5. Do you have any projects currently in the works?
I have a project that is in the final editing stage with a release date set for late March. A Thread Unbroken, my upcoming novel, follows the story of two girls abducted to be sold as future brides to a family in a remote area of China. The girls depend on each other to get through the trauma of their kidnapping and new, harder lives as they conspire to find a way home. I was inspired to write the book after reading a story on a Chinese website about an abducted woman, who after twenty years remembered a few details that allowed her to find her first family. By that time she had embraced her new life but wanted her parents to know what had happened to her, and that she was okay. Her story brought to light the thousands of cases of stolen girls and women in China each year.
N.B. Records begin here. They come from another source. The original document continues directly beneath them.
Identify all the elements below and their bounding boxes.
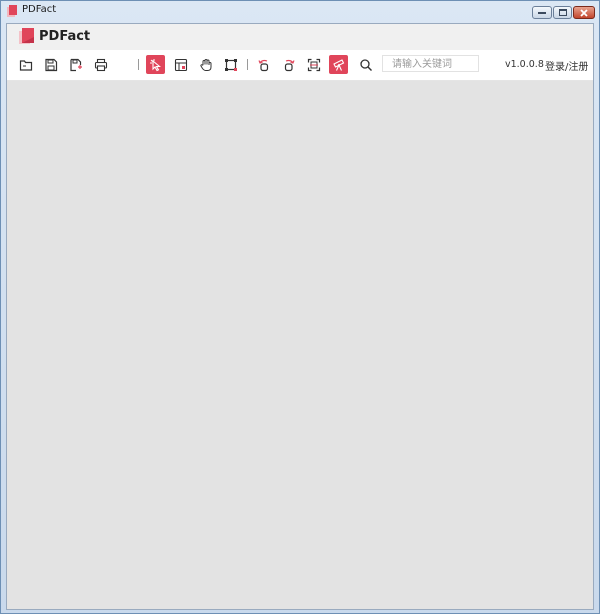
layout-icon	[174, 58, 187, 71]
select-tool-button[interactable]	[146, 55, 165, 74]
crop-tool-button[interactable]	[221, 55, 240, 74]
window-title: PDFact	[22, 4, 57, 15]
open-folder-icon	[19, 59, 32, 71]
search-icon	[359, 58, 372, 71]
select-pointer-icon	[149, 58, 161, 71]
version-label: v1.0.0.8	[505, 59, 544, 70]
hand-icon	[199, 58, 211, 71]
telescope-icon	[332, 58, 344, 71]
brand-logo-icon	[18, 27, 36, 45]
open-button[interactable]	[16, 55, 35, 74]
save-icon	[44, 58, 57, 71]
crop-icon	[224, 58, 237, 71]
search-input[interactable]	[382, 55, 479, 72]
search-button[interactable]	[356, 55, 375, 74]
toolbar-separator	[247, 59, 248, 70]
app-logo-icon	[6, 5, 18, 18]
app-window: PDFact PDFact 请输入关键词 v1.0.0.8 登录/注册	[0, 0, 600, 614]
minimize-icon	[538, 12, 546, 14]
save-as-button[interactable]	[66, 55, 85, 74]
hand-tool-button[interactable]	[196, 55, 215, 74]
save-button[interactable]	[41, 55, 60, 74]
close-icon	[580, 8, 588, 17]
print-icon	[94, 58, 107, 71]
title-bar[interactable]: PDFact	[1, 1, 599, 23]
brand-name: PDFact	[39, 29, 91, 44]
close-button[interactable]	[573, 6, 595, 19]
scan-button[interactable]	[304, 55, 323, 74]
maximize-button[interactable]	[553, 6, 572, 19]
scan-icon	[307, 58, 320, 71]
minimize-button[interactable]	[532, 6, 552, 19]
rotate-left-button[interactable]	[254, 55, 273, 74]
login-link[interactable]: 登录/注册	[545, 58, 588, 73]
layout-tool-button[interactable]	[171, 55, 190, 74]
toolbar-separator	[138, 59, 139, 70]
maximize-icon	[558, 9, 567, 16]
telescope-button[interactable]	[329, 55, 348, 74]
toolbar: v1.0.0.8 登录/注册	[7, 50, 593, 81]
print-button[interactable]	[91, 55, 110, 74]
rotate-right-button[interactable]	[279, 55, 298, 74]
save-as-icon	[69, 58, 82, 71]
client-area: PDFact 请输入关键词 v1.0.0.8 登录/注册	[6, 23, 594, 610]
rotate-left-icon	[257, 59, 268, 71]
brand-bar: PDFact	[7, 24, 593, 50]
rotate-right-icon	[284, 59, 295, 71]
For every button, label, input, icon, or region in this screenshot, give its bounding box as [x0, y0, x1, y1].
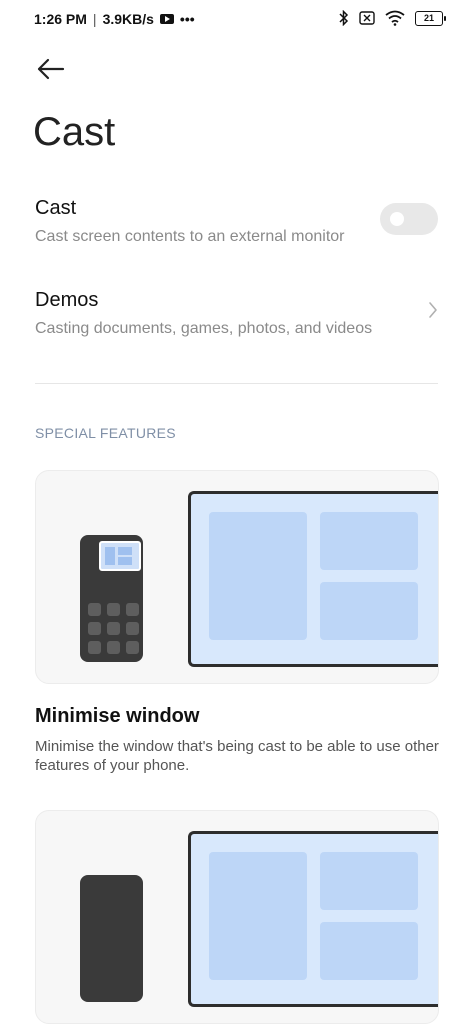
status-time: 1:26 PM: [34, 11, 87, 27]
monitor-illustration: [188, 831, 438, 1007]
phone-illustration: [80, 875, 143, 1002]
toggle-knob: [390, 212, 404, 226]
status-bar: 1:26 PM | 3.9KB/s ••• 21: [0, 0, 473, 40]
youtube-notification-icon: [159, 14, 174, 24]
demos-row[interactable]: Demos Casting documents, games, photos, …: [35, 289, 438, 343]
phone-keypad: [88, 603, 139, 654]
status-separator: |: [92, 11, 97, 27]
divider: [35, 383, 438, 384]
second-feature-illustration: [35, 810, 439, 1024]
phone-mini-screen: [99, 541, 141, 571]
back-button[interactable]: [36, 56, 66, 82]
feature-title: Minimise window: [35, 705, 200, 727]
wifi-icon: [385, 10, 405, 26]
section-header: SPECIAL FEATURES: [35, 425, 176, 441]
demos-subtitle: Casting documents, games, photos, and vi…: [35, 320, 373, 337]
cast-subtitle: Cast screen contents to an external moni…: [35, 228, 345, 245]
feature-description: Minimise the window that's being cast to…: [35, 738, 439, 774]
status-left: 1:26 PM | 3.9KB/s •••: [34, 11, 195, 27]
cast-setting-row[interactable]: Cast Cast screen contents to an external…: [35, 197, 438, 251]
chevron-right-icon: [428, 301, 438, 324]
net-speed: 3.9KB/s: [102, 11, 154, 27]
bluetooth-icon: [339, 10, 349, 26]
phone-illustration: [80, 535, 143, 662]
no-sim-icon: [359, 11, 375, 25]
battery-icon: 21: [415, 10, 446, 26]
cast-toggle[interactable]: [380, 203, 438, 235]
back-arrow-icon: [37, 58, 65, 80]
page-title: Cast: [33, 110, 116, 154]
cast-title: Cast: [35, 197, 77, 219]
status-right: 21: [339, 10, 446, 26]
demos-title: Demos: [35, 289, 99, 311]
monitor-illustration: [188, 491, 438, 667]
minimise-window-illustration: [35, 470, 439, 684]
more-notifications-icon: •••: [179, 11, 195, 27]
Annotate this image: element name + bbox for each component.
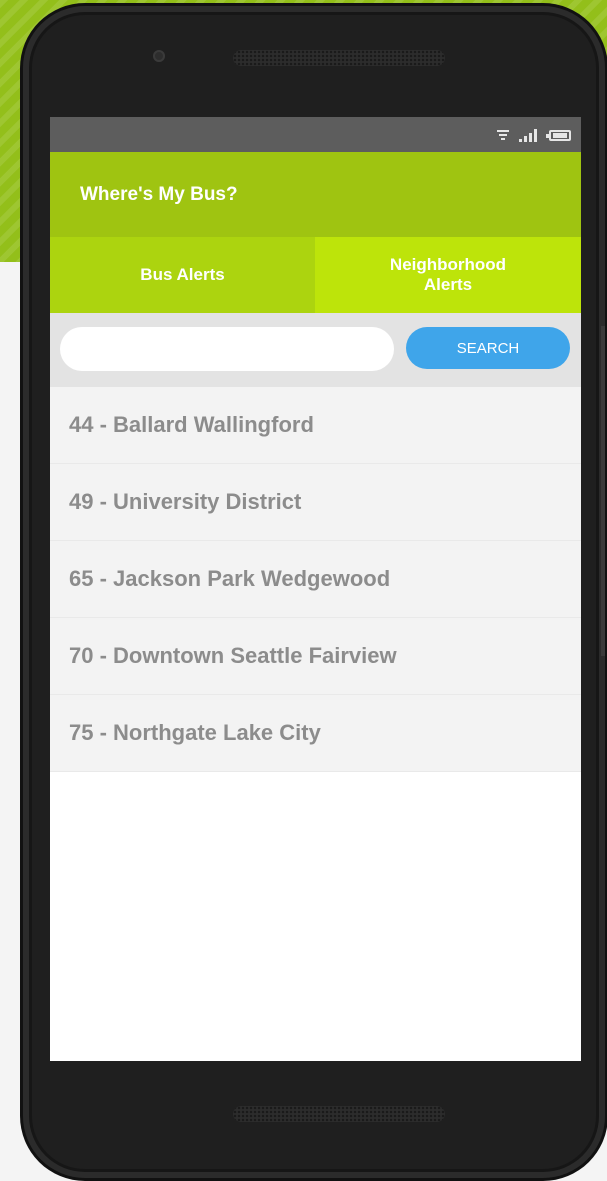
- earpiece-speaker: [233, 50, 445, 66]
- battery-icon: [546, 129, 571, 141]
- status-bar: [50, 117, 581, 152]
- bottom-speaker: [233, 1106, 445, 1122]
- app-title: Where's My Bus?: [80, 184, 238, 205]
- route-item-65[interactable]: 65 - Jackson Park Wedgewood: [50, 541, 581, 618]
- status-icons: [495, 125, 571, 145]
- front-camera: [153, 50, 165, 62]
- tab-bar: Bus Alerts Neighborhood Alerts: [50, 237, 581, 313]
- route-item-70[interactable]: 70 - Downtown Seattle Fairview: [50, 618, 581, 695]
- signal-icon: [519, 129, 537, 142]
- route-item-49[interactable]: 49 - University District: [50, 464, 581, 541]
- search-input[interactable]: [60, 327, 394, 371]
- wifi-icon: [497, 130, 509, 140]
- route-item-44[interactable]: 44 - Ballard Wallingford: [50, 387, 581, 464]
- route-item-75[interactable]: 75 - Northgate Lake City: [50, 695, 581, 772]
- route-list: 44 - Ballard Wallingford 49 - University…: [50, 387, 581, 772]
- phone-side-button: [601, 326, 605, 656]
- app-screen: Where's My Bus? Bus Alerts Neighborhood …: [50, 117, 581, 1061]
- search-bar: SEARCH: [50, 313, 581, 387]
- tab-bus-alerts[interactable]: Bus Alerts: [50, 237, 315, 313]
- tab-neighborhood-label: Neighborhood Alerts: [389, 255, 507, 294]
- tab-neighborhood-alerts[interactable]: Neighborhood Alerts: [315, 237, 581, 313]
- search-button[interactable]: SEARCH: [406, 327, 570, 369]
- app-bar: Where's My Bus?: [50, 152, 581, 237]
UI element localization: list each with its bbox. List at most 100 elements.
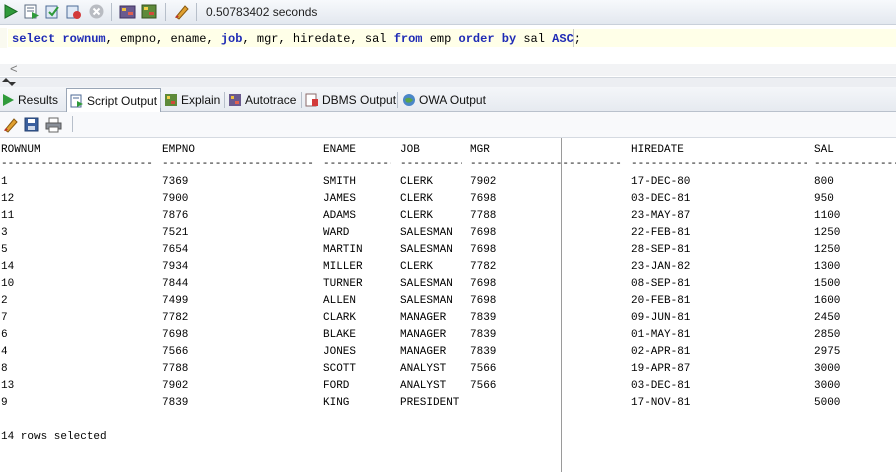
column-underline: ---------------------------------------- xyxy=(400,158,462,170)
table-row-ename: MILLER xyxy=(323,261,363,273)
rollback-icon[interactable] xyxy=(65,3,82,20)
table-row: 5 7654 MARTIN SALESMAN 7698 28-SEP-81 1250 xyxy=(0,244,896,258)
table-row-empno: 7521 xyxy=(162,227,189,239)
output-tabs: Results Script Output Explain Autotrace … xyxy=(0,87,896,112)
table-row-sal: 2975 xyxy=(814,346,841,358)
tab-autotrace[interactable]: Autotrace xyxy=(228,89,296,110)
splitter-arrows-icon[interactable] xyxy=(1,78,17,86)
table-row-job: SALESMAN xyxy=(400,278,453,290)
table-row-mgr: 7839 xyxy=(470,312,497,324)
column-underline: ---------------------------------------- xyxy=(162,158,314,170)
header-separator: ----------------------- -----------------… xyxy=(0,158,896,172)
table-row-hiredate: 03-DEC-81 xyxy=(631,193,691,205)
table-row-ename: ADAMS xyxy=(323,210,357,222)
table-row-empno: 7782 xyxy=(162,312,189,324)
table-row-ename: JONES xyxy=(323,346,357,358)
tab-owa-output[interactable]: OWA Output xyxy=(402,89,486,110)
output-toolbar xyxy=(0,112,896,138)
table-row-job: SALESMAN xyxy=(400,244,453,256)
editor-horizontal-scrollbar[interactable]: < xyxy=(0,61,896,76)
header-row-hiredate: HIREDATE xyxy=(631,144,684,156)
table-row-rownum: 11 xyxy=(1,210,15,222)
table-row-mgr: 7839 xyxy=(470,346,497,358)
header-row-rownum: ROWNUM xyxy=(1,144,41,156)
sql-text: emp xyxy=(422,32,459,46)
table-row-hiredate: 23-MAY-87 xyxy=(631,210,691,222)
table-row-job: SALESMAN xyxy=(400,227,453,239)
table-row-sal: 1600 xyxy=(814,295,841,307)
run-script-icon[interactable] xyxy=(23,3,40,20)
table-row-sal: 1500 xyxy=(814,278,841,290)
table-row-rownum: 1 xyxy=(1,176,8,188)
save-icon[interactable] xyxy=(23,116,40,133)
table-row-rownum: 7 xyxy=(1,312,8,324)
table-row-hiredate: 02-APR-81 xyxy=(631,346,691,358)
clear-icon[interactable] xyxy=(173,3,190,20)
table-row-ename: KING xyxy=(323,397,350,409)
table-row-hiredate: 01-MAY-81 xyxy=(631,329,691,341)
table-row-hiredate: 20-FEB-81 xyxy=(631,295,691,307)
table-row-mgr: 7698 xyxy=(470,295,497,307)
sql-keyword: select xyxy=(12,32,56,46)
cancel-icon[interactable] xyxy=(88,3,105,20)
table-row-empno: 7566 xyxy=(162,346,189,358)
column-underline: ---------------------------------------- xyxy=(631,158,807,170)
table-row-ename: MARTIN xyxy=(323,244,363,256)
autotrace-icon[interactable] xyxy=(119,3,136,20)
table-row-empno: 7902 xyxy=(162,380,189,392)
run-statement-icon[interactable] xyxy=(2,3,19,20)
table-row-empno: 7934 xyxy=(162,261,189,273)
table-row: 7 7782 CLARK MANAGER 7839 09-JUN-81 2450 xyxy=(0,312,896,326)
results-icon xyxy=(3,93,14,106)
explain-plan-icon[interactable] xyxy=(141,3,158,20)
table-row-empno: 7900 xyxy=(162,193,189,205)
table-row-rownum: 13 xyxy=(1,380,15,392)
explain-icon xyxy=(165,93,177,106)
header-row-sal: SAL xyxy=(814,144,834,156)
column-underline: ---------------------------------------- xyxy=(470,158,622,170)
tab-results[interactable]: Results xyxy=(1,89,58,110)
column-underline: ---------------------------------------- xyxy=(1,158,153,170)
sql-keyword: ASC xyxy=(552,32,574,46)
scroll-left-arrow[interactable]: < xyxy=(10,61,18,76)
table-row-ename: CLARK xyxy=(323,312,357,324)
table-row-mgr: 7698 xyxy=(470,244,497,256)
table-row: 12 7900 JAMES CLERK 7698 03-DEC-81 950 xyxy=(0,193,896,207)
print-icon[interactable] xyxy=(45,116,62,133)
table-row-ename: BLAKE xyxy=(323,329,357,341)
table-row-mgr: 7839 xyxy=(470,329,497,341)
table-row-empno: 7369 xyxy=(162,176,189,188)
rows-selected-message: 14 rows selected xyxy=(1,431,107,443)
commit-icon[interactable] xyxy=(44,3,61,20)
sql-statement[interactable]: select rownum, empno, ename, job, mgr, h… xyxy=(12,32,581,46)
table-row-mgr: 7566 xyxy=(470,380,497,392)
column-underline: ---------------------------------------- xyxy=(814,158,896,170)
table-row-job: ANALYST xyxy=(400,380,447,392)
table-row-hiredate: 17-NOV-81 xyxy=(631,397,691,409)
sql-text: , mgr, hiredate, sal xyxy=(242,32,394,46)
sql-text: , empno, ename, xyxy=(105,32,221,46)
table-row-rownum: 10 xyxy=(1,278,15,290)
table-row-job: ANALYST xyxy=(400,363,447,375)
tab-script-output[interactable]: Script Output xyxy=(66,88,162,112)
sql-keyword: order xyxy=(458,32,495,46)
table-row-empno: 7839 xyxy=(162,397,189,409)
tab-dbms-output[interactable]: DBMS Output xyxy=(305,89,396,110)
table-row: 4 7566 JONES MANAGER 7839 02-APR-81 2975 xyxy=(0,346,896,360)
sql-keyword: from xyxy=(393,32,423,46)
sql-text: sal xyxy=(516,32,553,46)
table-row-job: MANAGER xyxy=(400,312,447,324)
worksheet-toolbar: 0.50783402 seconds xyxy=(0,0,896,25)
table-row-empno: 7698 xyxy=(162,329,189,341)
table-row-ename: FORD xyxy=(323,380,350,392)
tab-explain[interactable]: Explain xyxy=(164,89,220,110)
clear-output-icon[interactable] xyxy=(2,116,19,133)
table-row-job: SALESMAN xyxy=(400,295,453,307)
table-row: 2 7499 ALLEN SALESMAN 7698 20-FEB-81 1600 xyxy=(0,295,896,309)
table-row-hiredate: 08-SEP-81 xyxy=(631,278,691,290)
table-row-mgr: 7902 xyxy=(470,176,497,188)
table-row-empno: 7788 xyxy=(162,363,189,375)
table-row-hiredate: 19-APR-87 xyxy=(631,363,691,375)
table-row-mgr: 7566 xyxy=(470,363,497,375)
column-underline: ---------------------------------------- xyxy=(323,158,391,170)
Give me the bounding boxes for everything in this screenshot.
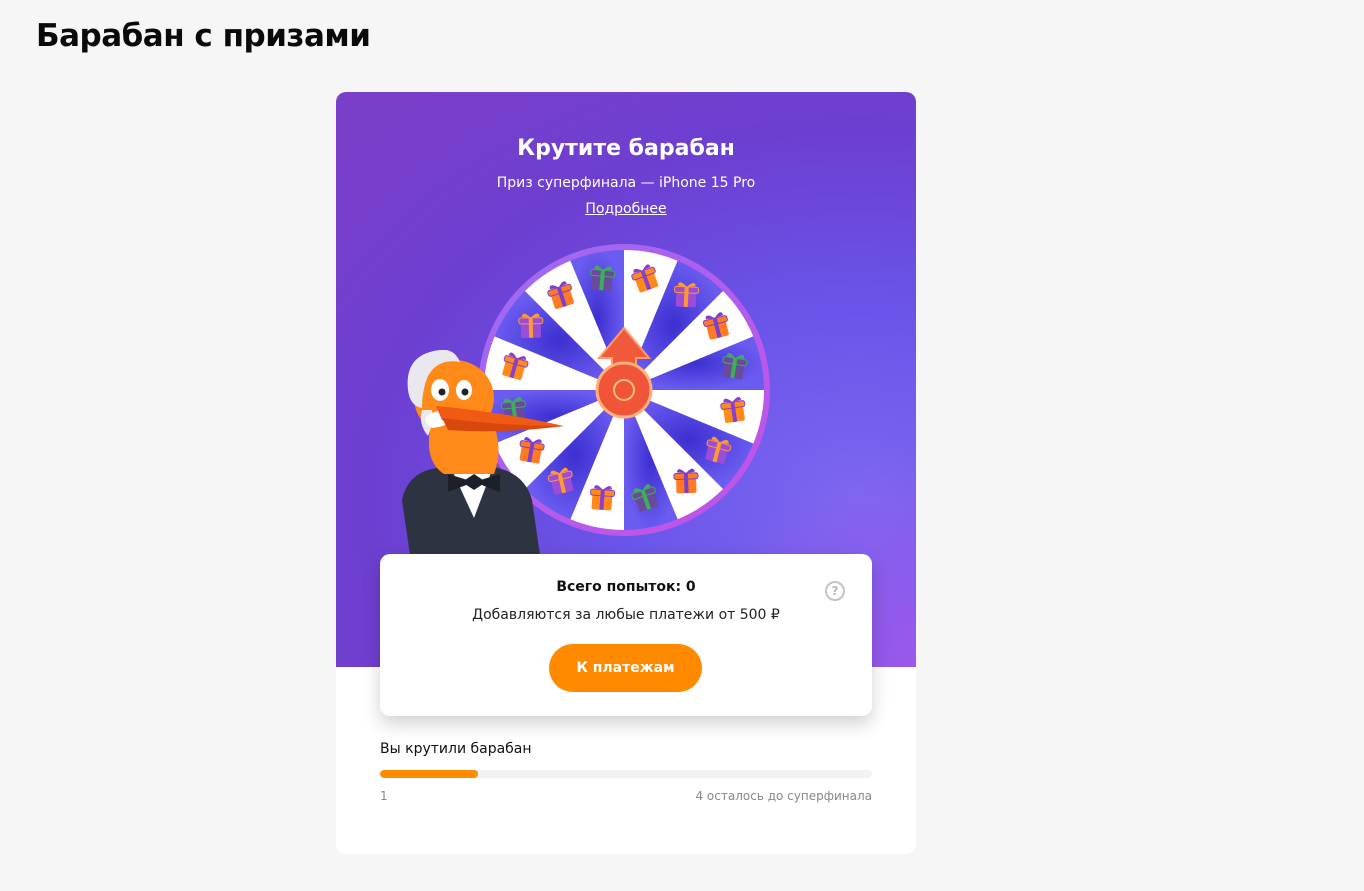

Trafficking is a common travesty that highlights the diminishing numbers of women in their country. They also refer to this as an imbalanced gender ratio, attributed to the famous Chinese One Child Policy.
6. Coffee, tea, or cola?
I’ve never tasted coffee in my life and witnessing the addiction to it others have, I think I’ll stick to my one Dr. Pepper a day! (But hey—I am from the south so an occasional sweet tea with my meal is a given, Elsie!)
Cover: A Beautiful work. Nicely done. Love it!
Story: B This book quite n interesting read. I've never been to China. I've never studied the culture, government, economic policies and atrocities. Having stated that, I felt this book did a good job covering all of the above topic s without being prejudiced. Having said that I should add there will be others who might disagree. There are many parts of this story which are difficult to imagine happening to anyone, let alone small children. It is tragic and sad.
Mia, the star of our journey, goes 'home' to find her birth parents. She is young, naive and alone. However, she quickly finds friends to help along her path. Without any paperwork to point her in any direction, she traipses about the country.
As a mother, this terrified me. I kept waiting for someone to snatch her up and lock her away for asking too many questions.